20% limit on benefits in kind and annual index-linking of the remuneration threshold
Another important change is that to be taken into account in the remuneration calculation, benefits in kind valued on a flat-rate basis cannot exceed 20% of a company director's remuneration. "If a director's remuneration includes a large benefit in kind – for example if they have the use of a property belonging to the company – it may be necessary to increase the amount of salary paid to that director in cash," says Tom Van Coningsloo.

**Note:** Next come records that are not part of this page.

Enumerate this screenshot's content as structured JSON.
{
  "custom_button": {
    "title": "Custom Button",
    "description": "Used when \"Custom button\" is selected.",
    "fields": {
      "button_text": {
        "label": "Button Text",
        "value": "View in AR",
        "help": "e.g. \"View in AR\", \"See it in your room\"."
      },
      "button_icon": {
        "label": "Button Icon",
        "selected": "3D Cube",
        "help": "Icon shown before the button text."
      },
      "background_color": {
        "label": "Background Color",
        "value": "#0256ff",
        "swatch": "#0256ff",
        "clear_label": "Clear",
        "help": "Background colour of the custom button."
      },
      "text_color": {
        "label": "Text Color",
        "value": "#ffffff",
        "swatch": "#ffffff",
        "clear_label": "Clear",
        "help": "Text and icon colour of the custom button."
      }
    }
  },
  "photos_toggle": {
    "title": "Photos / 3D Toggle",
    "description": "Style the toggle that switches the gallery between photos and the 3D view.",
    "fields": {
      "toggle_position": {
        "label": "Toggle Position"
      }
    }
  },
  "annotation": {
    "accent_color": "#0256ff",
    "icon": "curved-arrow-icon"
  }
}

In addition, the minimum remuneration threshold that must be reached to benefit from the reduced tax rate will now be index-linked. Tom Van Coningsloo: "The minimum remuneration threshold was increased from €36,000 to €45,000 for tax returns completed in 2019, but has remained at the same level ever since. The rules are now changing: the minimum threshold will rise to €50,000 and will be linked to the consumer price index."
Rules not yet in force pending a vote in parliament
The new rules are intended to apply to 2026 income (included in tax returns completed in 2027), but Belgian's Chamber of Representatives has not yet voted on the relevant bill. "The rules are not yet in force, and that will remain the case until parliament passes the relevant bill. As soon as it does, the rules will apply to accounting periods taken into account in tax returns completed in 2027, which in many cases are already underway," confirms Tom Van Coningsloo.
But what should companies and company directors do given the resulting uncertainty?
"Each situation is different and should be analysed with the company's accountant or tax specialist. It's reasonable to expect that the bill will be voted through and come into force in 2026, so I think it's already worth looking at scenarios that take into account the new rules. If increasing a director's remuneration seems sensible, a company could do that in the last few months of the year. It could even do this by awarding a "tantième", which would be added to the director's remuneration. It's also a good idea to consider other factors, not just the tax consequences. For example, if someone receives remuneration as a company director, this can affect their state pension and the amount that person can pay into an EIP (a company pension plan for self-employed people who run companies) or a PLCI (supplementary personal pension plan for self-employed individuals)."
DRD SICAV funds: also relevant to a company director's remuneration
It's worth noting one final change related to the new minimum threshold for company director remuneration, even though it doesn't affect the reduced rate of corporate income tax. "This concerns DRD SICAV funds, where DRD means "dividends received deduction". Many companies invest in this type of fund in order to make a return on their cash. DRD SICAV funds allow a company to benefit from the DRD regime without having to fulfil all the conditions, such as a minimum stake of 10% or €2,500,000 in the company whose shares are held via the SICAV. Dividends paid by the SICAV are subject to a 30% withholding tax. But the dividends do not give rise to any tax liability for the company and the withholding tax can be recovered or deducted from the company's taxable profit, which is obviously beneficial for the company. However, a company will have pay minimum remuneration of €45,000 – or €50,000 when the bill is passed – to at least one of its directors in order to deduct the withholding tax from its taxable profit. The principle according to which dividends do not give rise to any tax liability for the company has already been voted through, and is therefore fully applicable," concludes Tom Van Coningsloo.